I am developing a little game with p5.js in which I need to draw my own mouse cursor (for reasons that are not so important). Apart from the mouse cursor, the game has mostly static content and each frame consist of around 1-5 elements (images, basic shapes, text). At the moment, each frame is constantly redrawn.
I realized that the game is pretty CPU heavy, especially in Firefox. I already found out that this becomes (in my case) not better, when I use createGraphics() to create screens already during setup. The problem is not the creation of content, but the constant redrawing.
As far as my understanding goes (I’m very new to p5.js), when using a virtual mouse cursor as in my case, I have no choice to avoid constant redrawing, right? The virtual mouse cursor can be anywhere on the screen, can occlude any element and its position should be constantly updated. Or is there any trick I could pull?
edit: not sure if this is relevant, but the virtual mouse cursor uses requestPointerLock() and is moved according to movedX/movedY
It’s up to you how often to draw the cursor, but most naturally is to do it once every time draw is called. Default is 60 times per second on most computers, but you can change that using the frameRate() function.
Redrawing the virtual mouse pointer every frame is reasonable and shouldn’t be heavy on the CPU/GPU. Are you experiencing slowdowns that you think is caused by the mouse drawing routine?

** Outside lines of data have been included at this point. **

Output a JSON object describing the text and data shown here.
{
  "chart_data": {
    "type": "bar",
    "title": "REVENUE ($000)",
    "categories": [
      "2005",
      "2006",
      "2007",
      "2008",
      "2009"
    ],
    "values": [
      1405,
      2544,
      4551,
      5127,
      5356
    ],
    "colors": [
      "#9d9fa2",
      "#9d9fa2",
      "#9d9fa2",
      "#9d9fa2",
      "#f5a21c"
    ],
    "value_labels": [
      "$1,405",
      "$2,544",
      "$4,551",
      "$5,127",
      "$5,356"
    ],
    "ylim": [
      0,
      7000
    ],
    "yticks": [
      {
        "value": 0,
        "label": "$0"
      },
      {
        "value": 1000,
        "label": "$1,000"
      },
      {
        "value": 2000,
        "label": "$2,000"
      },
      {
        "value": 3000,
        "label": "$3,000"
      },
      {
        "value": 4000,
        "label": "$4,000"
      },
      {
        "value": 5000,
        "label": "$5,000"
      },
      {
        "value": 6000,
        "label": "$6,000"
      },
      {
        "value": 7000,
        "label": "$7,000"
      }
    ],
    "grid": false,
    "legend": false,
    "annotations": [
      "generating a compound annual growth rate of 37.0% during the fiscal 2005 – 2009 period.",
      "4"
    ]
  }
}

Thanks for your quick reply! I indeed want to redraw the cursor every frame draw() is called.
I now realized that I get the heavy CPU (at least with firefox) already when simply having background(50) in the draw routine. What matter is mostly not what is drawn, but that anything is drawn. With background(50) being called every cycle of draw(), Firefox is at around 65% CPU load and Chrome around 15%. If I remove the call to background(50), CPU is not noticable for both browsers. This is on a resonably fast computer (Thinkpad T480s), operating system Linux/Ubuntu and fairly recent stable versions of both browsers.

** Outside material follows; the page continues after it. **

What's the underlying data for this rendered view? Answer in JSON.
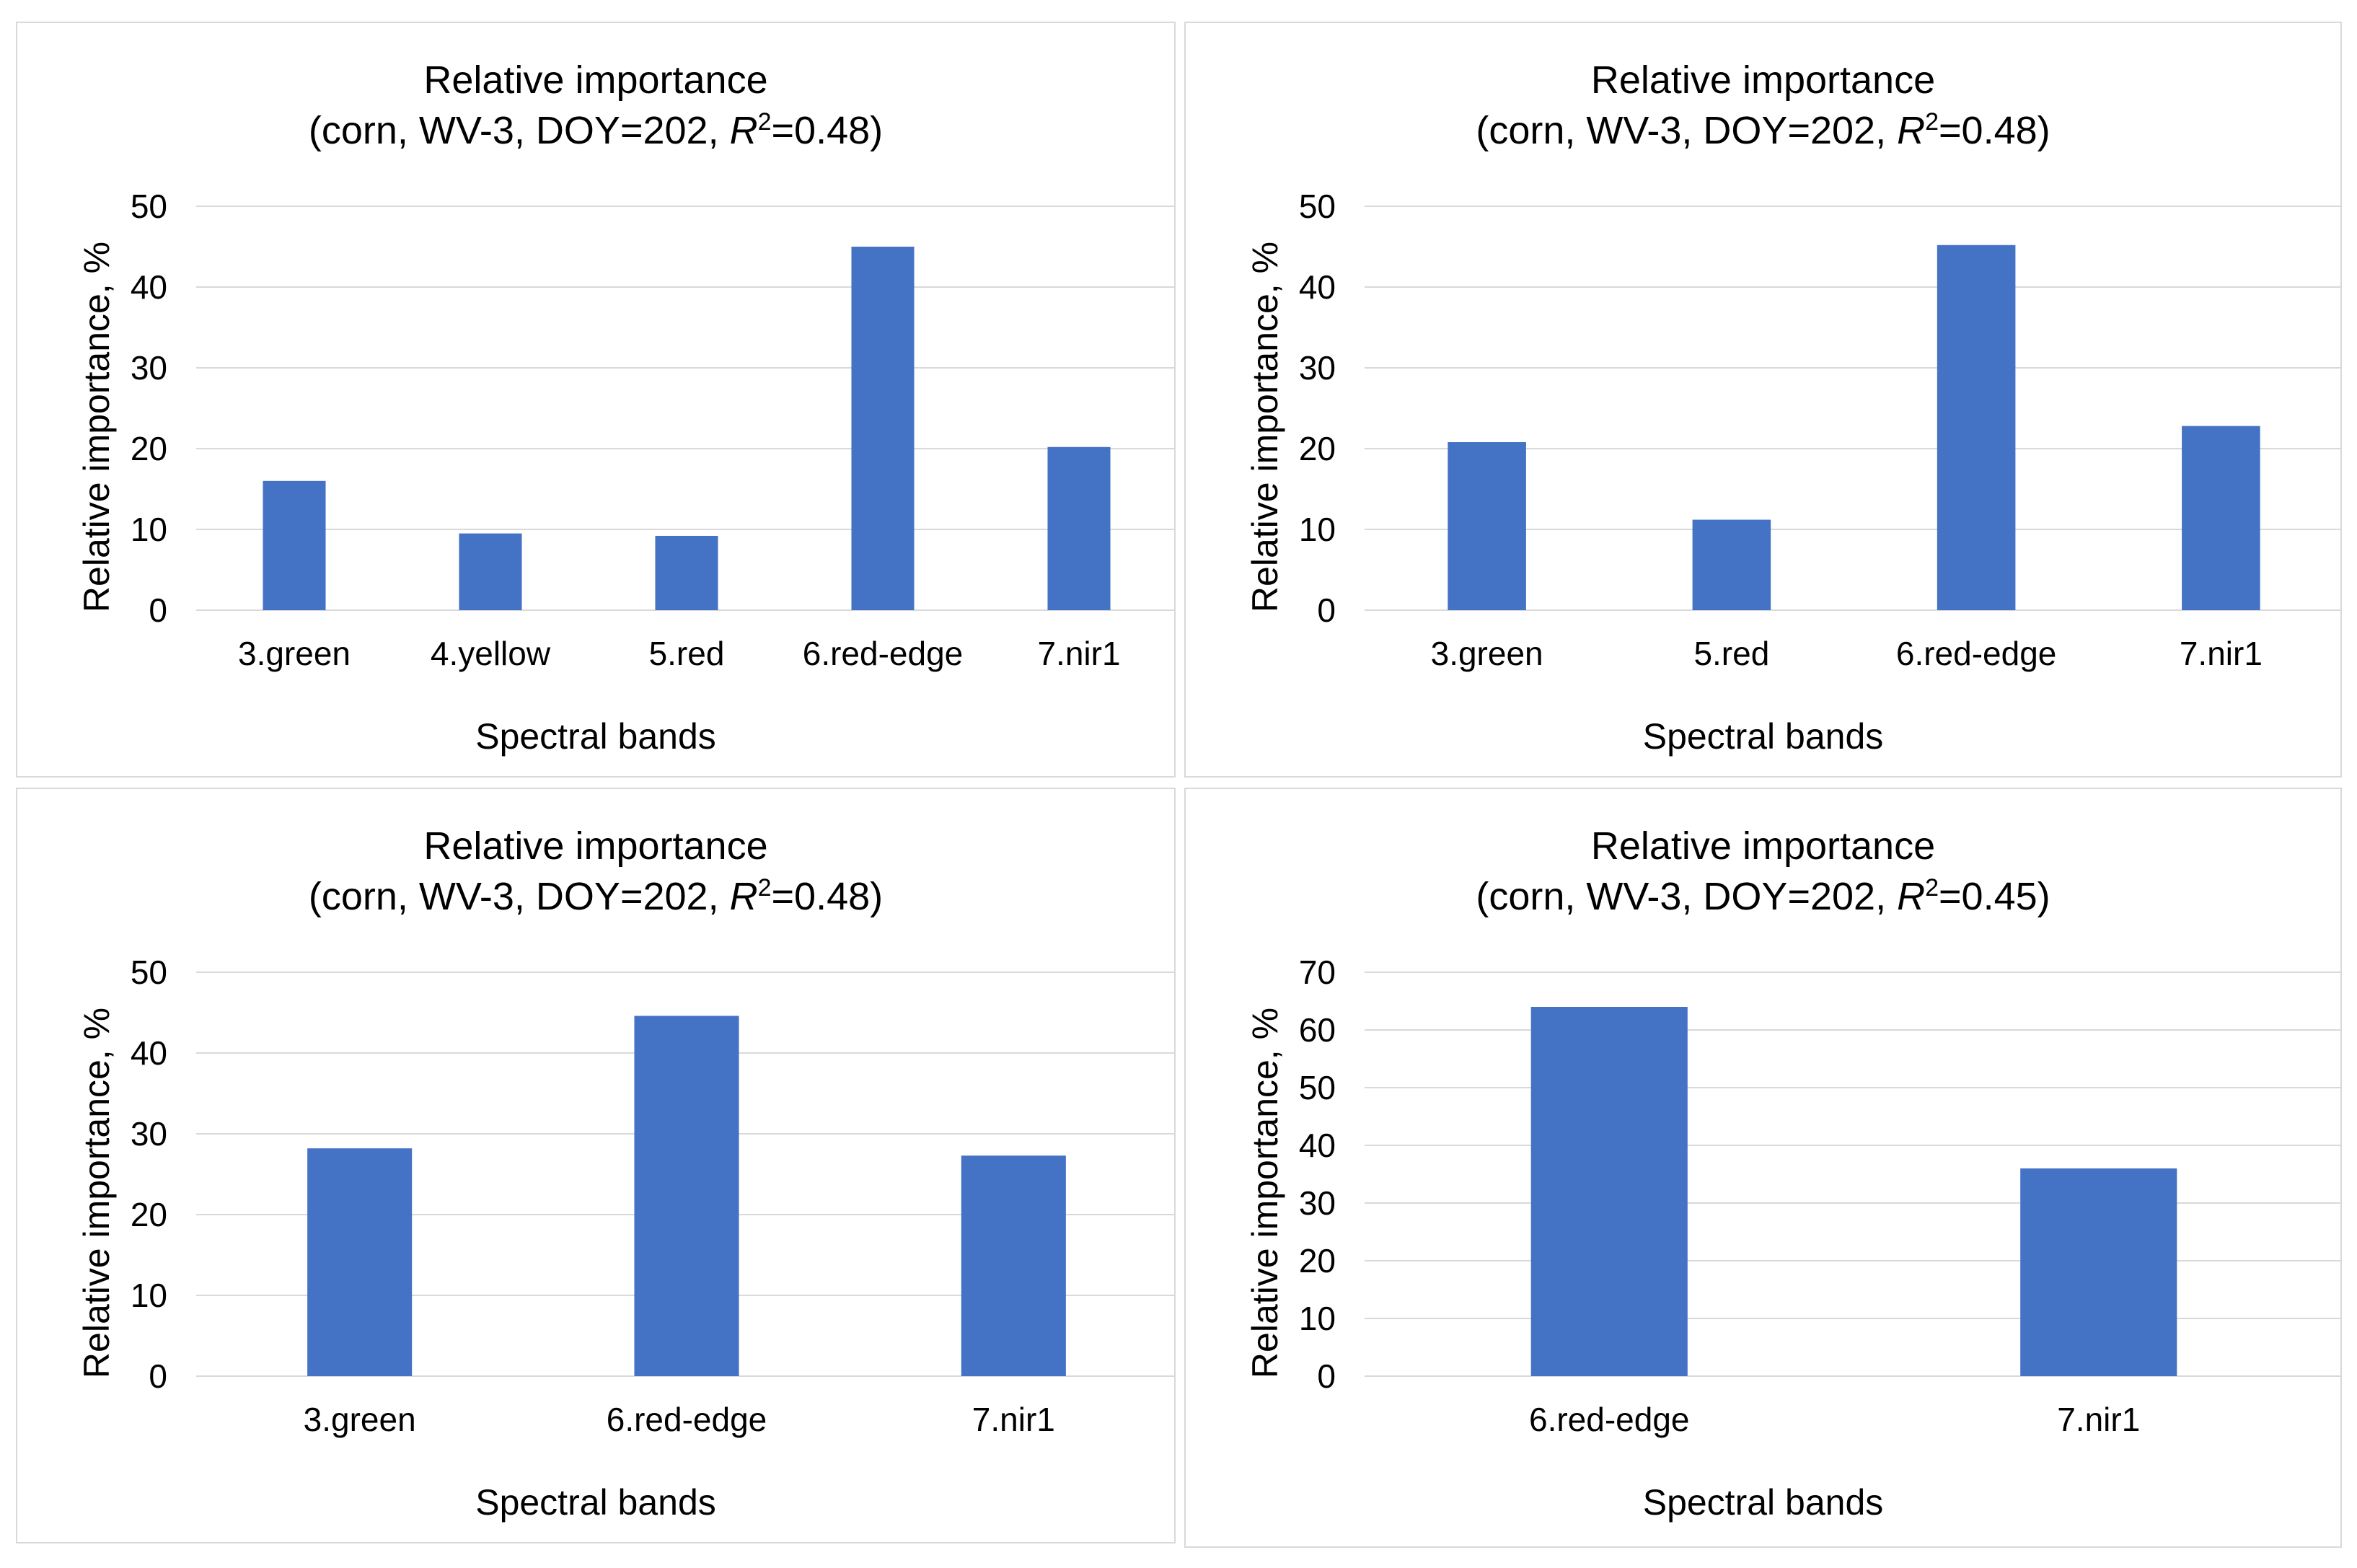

When you say “redrawing the virtual mouse pointer” you mean redrawing the whole canvas? This was part of my question: whether I can avoid redrawing the other elements, when redrawing the virtual mouse cursor. If I just draw the new mouse cursor on top of the previous draw, the mouse at its old position would also be present.

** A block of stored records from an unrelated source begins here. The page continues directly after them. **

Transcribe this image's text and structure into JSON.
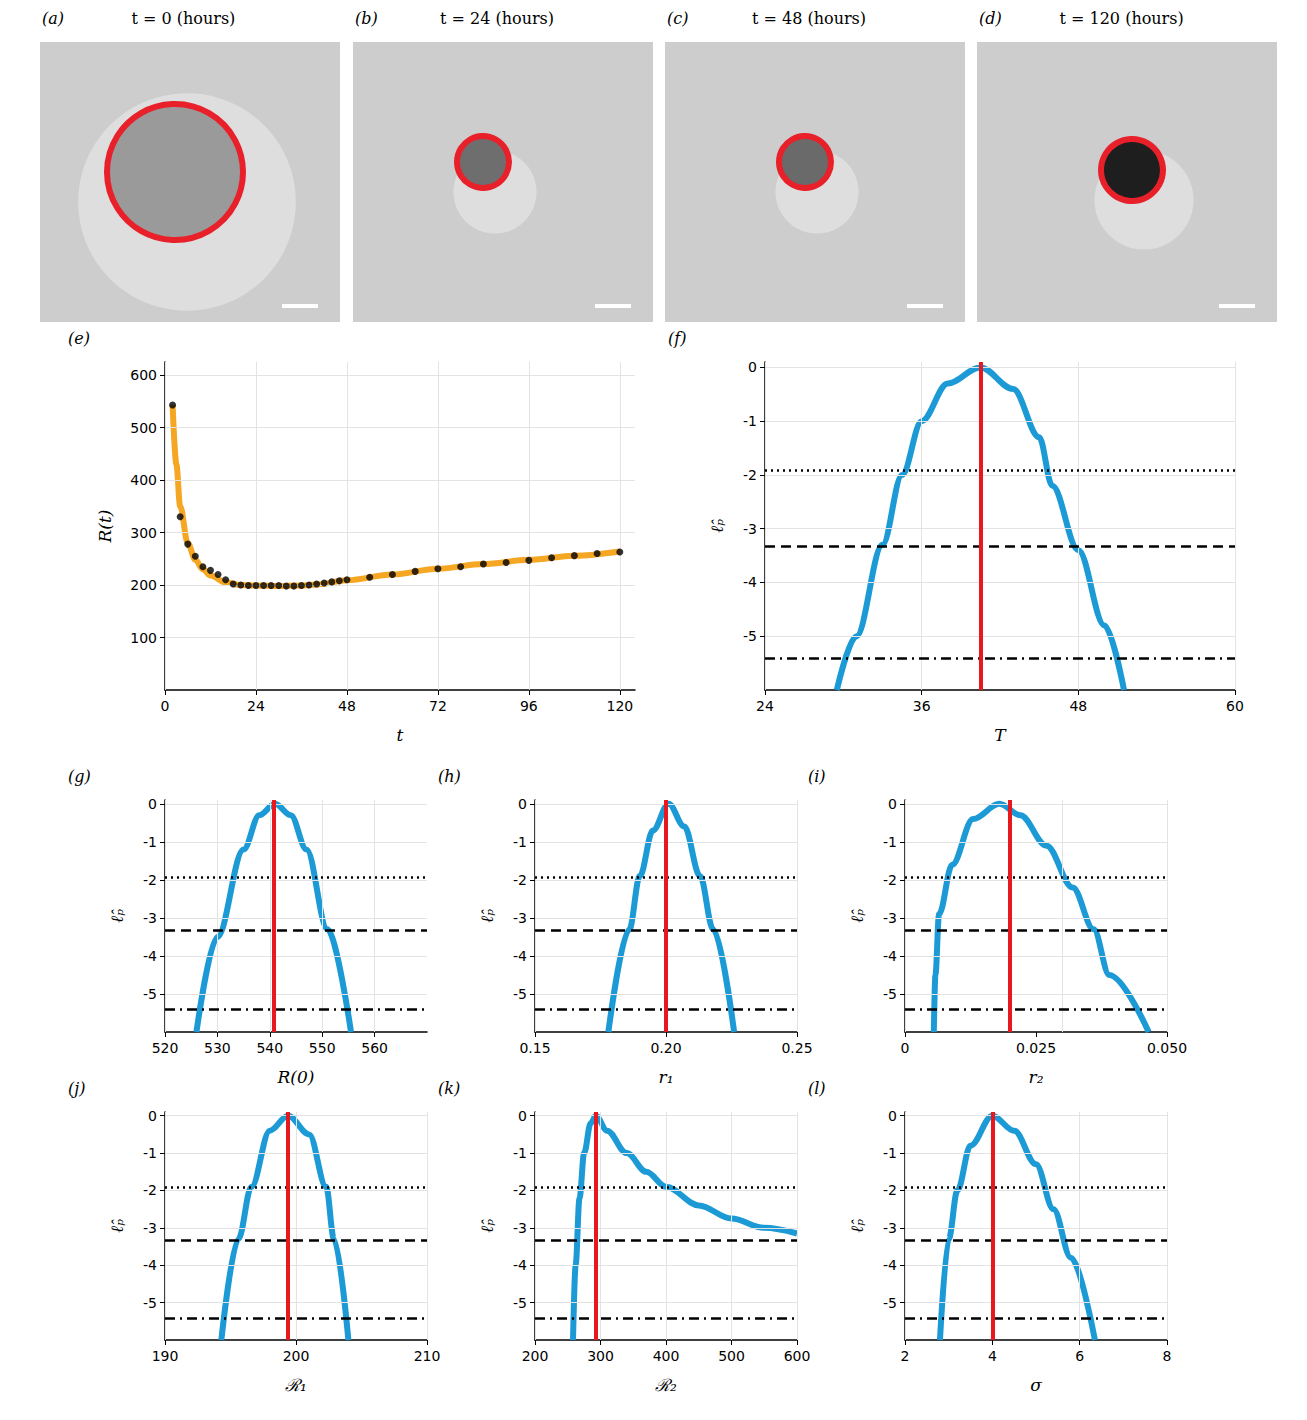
{
  "images": [
    {
      "label": "(a)",
      "title": "t = 0 (hours)"
    },
    {
      "label": "(b)",
      "title": "t = 24 (hours)"
    },
    {
      "label": "(c)",
      "title": "t = 48 (hours)"
    },
    {
      "label": "(d)",
      "title": "t = 120 (hours)"
    }
  ],
  "chart_data": [
    {
      "panel": "(e)",
      "type": "line",
      "xlabel": "t",
      "ylabel": "R(t)",
      "xlim": [
        0,
        124
      ],
      "xticks": [
        0,
        24,
        48,
        72,
        96,
        120
      ],
      "ylim": [
        0,
        625
      ],
      "yticks": [
        100,
        200,
        300,
        400,
        500,
        600
      ],
      "grid": true,
      "series": [
        {
          "type": "line",
          "color": "#f5a623",
          "x": [
            2,
            3,
            4,
            6,
            8,
            10,
            12,
            16,
            20,
            24,
            30,
            36,
            40,
            48,
            60,
            72,
            84,
            96,
            108,
            120
          ],
          "values": [
            543,
            430,
            350,
            280,
            248,
            230,
            218,
            205,
            200,
            199,
            198,
            199,
            201,
            209,
            220,
            231,
            240,
            248,
            256,
            264
          ]
        },
        {
          "type": "scatter",
          "color": "#000000",
          "marker": "circle",
          "x": [
            2,
            4,
            6,
            8,
            10,
            12,
            14,
            16,
            18,
            20,
            22,
            24,
            26,
            28,
            30,
            32,
            34,
            36,
            38,
            40,
            42,
            44,
            46,
            48,
            54,
            60,
            66,
            72,
            78,
            84,
            90,
            96,
            102,
            108,
            114,
            120
          ],
          "values": [
            543,
            330,
            278,
            255,
            235,
            228,
            220,
            210,
            202,
            200,
            199,
            199,
            199,
            199,
            199,
            198,
            198,
            199,
            200,
            202,
            204,
            206,
            208,
            210,
            215,
            220,
            226,
            231,
            235,
            240,
            243,
            247,
            252,
            256,
            260,
            263
          ]
        }
      ]
    },
    {
      "panel": "(f)",
      "type": "line",
      "xlabel": "T",
      "ylabel": "ℓ̂ₚ",
      "xlim": [
        24,
        60
      ],
      "xticks": [
        24,
        36,
        48,
        60
      ],
      "ylim": [
        -6,
        0.1
      ],
      "yticks": [
        -5,
        -4,
        -3,
        -2,
        -1,
        0
      ],
      "grid": true,
      "series": [
        {
          "type": "line",
          "color": "#1c9ad6",
          "x": [
            29.5,
            31,
            33,
            34.5,
            36,
            38,
            40.5,
            43,
            45,
            46,
            48,
            50,
            51.5
          ],
          "values": [
            -6,
            -5,
            -3.3,
            -2,
            -1,
            -0.3,
            0,
            -0.4,
            -1.3,
            -2.2,
            -3.4,
            -4.8,
            -6
          ]
        }
      ],
      "mle": {
        "value": 40.5,
        "color": "#e8191e"
      },
      "thresholds": [
        {
          "value": -1.92,
          "line_style": "dotted"
        },
        {
          "value": -3.32,
          "line_style": "dashed"
        },
        {
          "value": -5.41,
          "line_style": "dashdot"
        }
      ]
    },
    {
      "panel": "(g)",
      "type": "line",
      "xlabel": "R(0)",
      "ylabel": "ℓ̂ₚ",
      "xlim": [
        520,
        570
      ],
      "xticks": [
        520,
        530,
        540,
        550,
        560
      ],
      "ylim": [
        -6,
        0.1
      ],
      "yticks": [
        -5,
        -4,
        -3,
        -2,
        -1,
        0
      ],
      "grid": true,
      "series": [
        {
          "type": "line",
          "color": "#1c9ad6",
          "x": [
            526,
            530,
            535,
            538,
            541,
            544,
            547,
            551,
            555.5
          ],
          "values": [
            -6,
            -3.5,
            -1.2,
            -0.3,
            0,
            -0.3,
            -1.2,
            -3.3,
            -6
          ]
        }
      ],
      "mle": {
        "value": 540.8,
        "color": "#e8191e"
      },
      "thresholds": [
        {
          "value": -1.92,
          "line_style": "dotted"
        },
        {
          "value": -3.32,
          "line_style": "dashed"
        },
        {
          "value": -5.41,
          "line_style": "dashdot"
        }
      ]
    },
    {
      "panel": "(h)",
      "type": "line",
      "xlabel": "r₁",
      "ylabel": "ℓ̂ₚ",
      "xlim": [
        0.15,
        0.25
      ],
      "xticks": [
        0.15,
        {
          "value": 0.2,
          "label": "0.20"
        },
        0.25
      ],
      "ylim": [
        -6,
        0.1
      ],
      "yticks": [
        -5,
        -4,
        -3,
        -2,
        -1,
        0
      ],
      "grid": true,
      "series": [
        {
          "type": "line",
          "color": "#1c9ad6",
          "x": [
            0.178,
            0.186,
            0.19,
            0.195,
            0.201,
            0.207,
            0.213,
            0.218,
            0.226
          ],
          "values": [
            -6,
            -3.3,
            -1.9,
            -0.7,
            0,
            -0.6,
            -1.9,
            -3.3,
            -6
          ]
        }
      ],
      "mle": {
        "value": 0.201,
        "color": "#e8191e"
      },
      "thresholds": [
        {
          "value": -1.92,
          "line_style": "dotted"
        },
        {
          "value": -3.32,
          "line_style": "dashed"
        },
        {
          "value": -5.41,
          "line_style": "dashdot"
        }
      ]
    },
    {
      "panel": "(i)",
      "type": "line",
      "xlabel": "r₂",
      "ylabel": "ℓ̂ₚ",
      "xlim": [
        0,
        0.05
      ],
      "xticks": [
        0,
        0.025,
        {
          "value": 0.05,
          "label": "0.050"
        }
      ],
      "ylim": [
        -6,
        0.1
      ],
      "yticks": [
        -5,
        -4,
        -3,
        -2,
        -1,
        0
      ],
      "grid": true,
      "series": [
        {
          "type": "line",
          "color": "#1c9ad6",
          "x": [
            0.0055,
            0.0058,
            0.0065,
            0.009,
            0.013,
            0.018,
            0.022,
            0.027,
            0.032,
            0.036,
            0.039,
            0.0465
          ],
          "values": [
            -6,
            -4.5,
            -2.9,
            -1.6,
            -0.4,
            0,
            -0.3,
            -1.1,
            -2.2,
            -3.3,
            -4.5,
            -6
          ]
        }
      ],
      "mle": {
        "value": 0.018,
        "color": "#e8191e"
      },
      "thresholds": [
        {
          "value": -1.92,
          "line_style": "dotted"
        },
        {
          "value": -3.32,
          "line_style": "dashed"
        },
        {
          "value": -5.41,
          "line_style": "dashdot"
        }
      ]
    },
    {
      "panel": "(j)",
      "type": "line",
      "xlabel": "ℛ₁",
      "ylabel": "ℓ̂ₚ",
      "xlim": [
        190,
        210
      ],
      "xticks": [
        190,
        200,
        210
      ],
      "ylim": [
        -6,
        0.1
      ],
      "yticks": [
        -5,
        -4,
        -3,
        -2,
        -1,
        0
      ],
      "grid": true,
      "series": [
        {
          "type": "line",
          "color": "#1c9ad6",
          "x": [
            194.3,
            195.6,
            196.6,
            198,
            199.4,
            201,
            202.3,
            202.9,
            204
          ],
          "values": [
            -6,
            -3.3,
            -1.9,
            -0.4,
            0,
            -0.5,
            -1.9,
            -3.3,
            -6
          ]
        }
      ],
      "mle": {
        "value": 199.4,
        "color": "#e8191e"
      },
      "thresholds": [
        {
          "value": -1.92,
          "line_style": "dotted"
        },
        {
          "value": -3.32,
          "line_style": "dashed"
        },
        {
          "value": -5.41,
          "line_style": "dashdot"
        }
      ]
    },
    {
      "panel": "(k)",
      "type": "line",
      "xlabel": "ℛ₂",
      "ylabel": "ℓ̂ₚ",
      "xlim": [
        200,
        600
      ],
      "xticks": [
        200,
        300,
        400,
        500,
        600
      ],
      "ylim": [
        -6,
        0.1
      ],
      "yticks": [
        -5,
        -4,
        -3,
        -2,
        -1,
        0
      ],
      "grid": true,
      "series": [
        {
          "type": "line",
          "color": "#1c9ad6",
          "x": [
            258,
            262,
            268,
            275,
            285,
            293,
            310,
            340,
            370,
            400,
            450,
            500,
            550,
            600
          ],
          "values": [
            -6,
            -4,
            -2.2,
            -1,
            -0.2,
            0,
            -0.4,
            -1,
            -1.5,
            -1.9,
            -2.4,
            -2.75,
            -3,
            -3.15
          ]
        }
      ],
      "mle": {
        "value": 293,
        "color": "#e8191e"
      },
      "thresholds": [
        {
          "value": -1.92,
          "line_style": "dotted"
        },
        {
          "value": -3.32,
          "line_style": "dashed"
        },
        {
          "value": -5.41,
          "line_style": "dashdot"
        }
      ]
    },
    {
      "panel": "(l)",
      "type": "line",
      "xlabel": "σ",
      "ylabel": "ℓ̂ₚ",
      "xlim": [
        2,
        8
      ],
      "xticks": [
        2,
        4,
        6,
        8
      ],
      "ylim": [
        -6,
        0.1
      ],
      "yticks": [
        -5,
        -4,
        -3,
        -2,
        -1,
        0
      ],
      "grid": true,
      "series": [
        {
          "type": "line",
          "color": "#1c9ad6",
          "x": [
            2.8,
            3.0,
            3.2,
            3.5,
            4.0,
            4.5,
            5.0,
            5.4,
            5.8,
            6.35
          ],
          "values": [
            -6,
            -3.3,
            -2,
            -0.8,
            0,
            -0.4,
            -1.3,
            -2.5,
            -3.8,
            -6
          ]
        }
      ],
      "mle": {
        "value": 4.0,
        "color": "#e8191e"
      },
      "thresholds": [
        {
          "value": -1.92,
          "line_style": "dotted"
        },
        {
          "value": -3.32,
          "line_style": "dashed"
        },
        {
          "value": -5.41,
          "line_style": "dashdot"
        }
      ]
    }
  ]
}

If you host a version online, using https://editor.p5js.org or similar, I can run it on my laptop (Macbook Air) and see if I experience the same thing.
What I tried to get across is that it is not likely that the portion of code responsible for redrawing the mouse is especially resource hungry. That it’s probably not the reason, your code is running slow. You could avoid redrawing the other elements by drawing them once to an off-screen graphics buffer. Look up createGraphics.